Le carnet de Pierre Bouillon: «Et en voiture Simone!»

Ce samedi, notre journaliste épingle le piétonnier bruxellois.

Journaliste au service Politique Temps de lecture: 3 min

Causons du piétonnier que Bruxelles vient d’inaugurer au cœur de la ville. On en parlera à l’aise : on n’y a pas foutu les pieds et ce n’est pas demain la veille. On les connaît trop, ces froids boulevards désormais réservés au bipède. Pour le dire aimablement : ce n’est ni Sienne, ni Salzbourg. Leur intérêt est moyen.

Passée la surprise, ce piétonnier va-t-il continuer à attirer la foule ? Nous n’avons pas d’avis. Va-t-il étouffer ou vivifier le commerce ? Nous n’avons pas d’avis. Désormais isolés du monde mobile, les riverains vont-ils déserter les lieux ? Nous n’avons pas d’avis.

On se dit juste que la ville y est allée vite. Et fort – clairement, le bourgmestre Yvan Mayeur (PS) a exagéré l’étendue de l’affaire pour pouvoir décréter qu’il s’agit là du plus grand piétonnier d’Europe (il est coquin.)
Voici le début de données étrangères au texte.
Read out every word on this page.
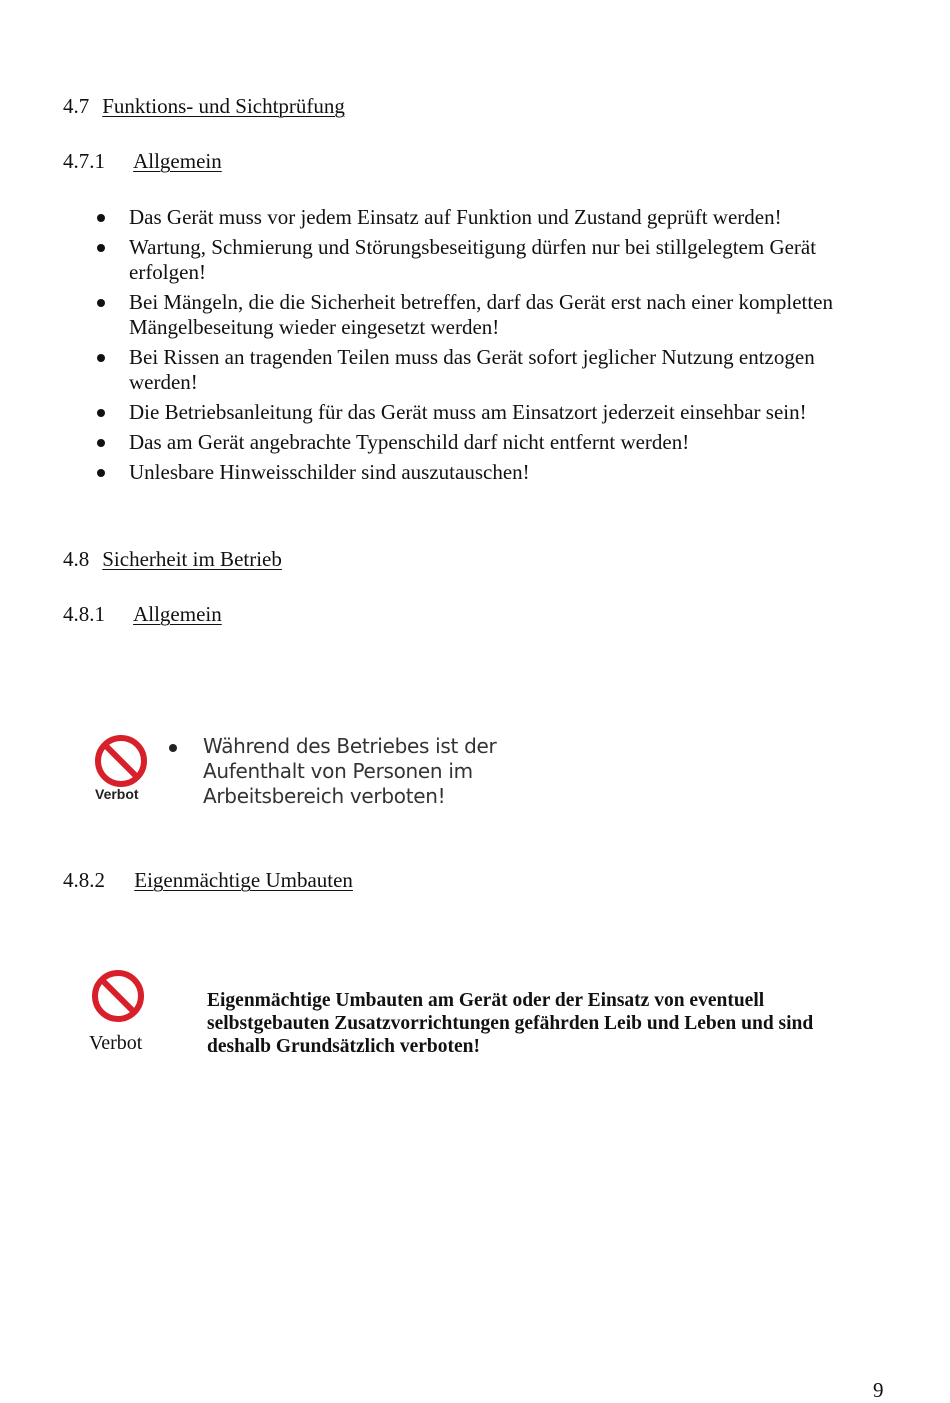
4.7 Funktions- und Sichtprüfung
4.7.1 Allgemein
Das Gerät muss vor jedem Einsatz auf Funktion und Zustand geprüft werden!
Wartung, Schmierung und Störungsbeseitigung dürfen nur bei stillgelegtem Gerät erfolgen!
Bei Mängeln, die die Sicherheit betreffen, darf das Gerät erst nach einer kompletten Mängelbeseitung wieder eingesetzt werden!
Bei Rissen an tragenden Teilen muss das Gerät sofort jeglicher Nutzung entzogen werden!
Die Betriebsanleitung für das Gerät muss am Einsatzort jederzeit einsehbar sein!
Das am Gerät angebrachte Typenschild darf nicht entfernt werden!
Unlesbare Hinweisschilder sind auszutauschen!
4.8 Sicherheit im Betrieb
4.8.1 Allgemein
Verbot
Während des Betriebes ist der
Aufenthalt von Personen im
Arbeitsbereich verboten!
4.8.2 Eigenmächtige Umbauten
Verbot
Eigenmächtige Umbauten am Gerät oder der Einsatz von eventuell
selbstgebauten Zusatzvorrichtungen gefährden Leib und Leben und sind
deshalb Grundsätzlich verboten!
9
C’est le nerf du problème : le projet divise et, s’il agace, c’est notamment à cause de son promoteur nº1. L’homme est abrasif, un rien vif et souple comme une barre à mine. Et on tique en l’entendant dire que le projet sera évalué dans 8 mois et que, avant, on ne touchera à rien. Huit mois. Cela veut dire que, dès septembre, quand l’estivant reprendra le collier (et le volant), les artères périphériques vont saturer à mort. Deux fois par jour, cinq fois par semaine, et jusqu’en févier, des milliers de piégés auront l’occasion de se rappeler que l’enfer est pavé de bonnes intentions (et, aussi, de rêver à une offre de transport public qui pourrait les sortir de là et qu’ils n’ont pas toujours en fait.) Piégés. Pendant ce temps, le maire ne lèvera pas le petit doigt. Il attendra février pour adapter le projet (s’il faut l’adapter.)

Bizarrement ficelé.

N’empêche…

Il l’a fait.

Il a eu ce culot.

Et ce culot tranche bellement avec ce que l’on sait trop de la politique. Les décideurs sont si souvent pusillanimes, ennuyeux de prudence, immobiles, lâches parfois, réformateurs à petits petons. Parce qu’il y a les électeurs, parce qu’il y a les lobbies, parce qu’il n’y a pas de réflexion. Voyez par exemple, et pour rester sur le thème de l’automobile, le refus de la N-VA, du CD&V et du VLD de réviser (ne fût-ce que d’atténuer) l’avantage fiscal consenti aux voitures de société. Le plus sottement du monde, l’Etat encourage une consommation nuisible en termes de santé, d’environnement et de mobilité. Et l’évidence est niée. Parce que la toto est sacrée. Parce qu’il y a l’électeur. Parce qu’il n’y a pas de culot. Parce qu’il n’y a pas de vision.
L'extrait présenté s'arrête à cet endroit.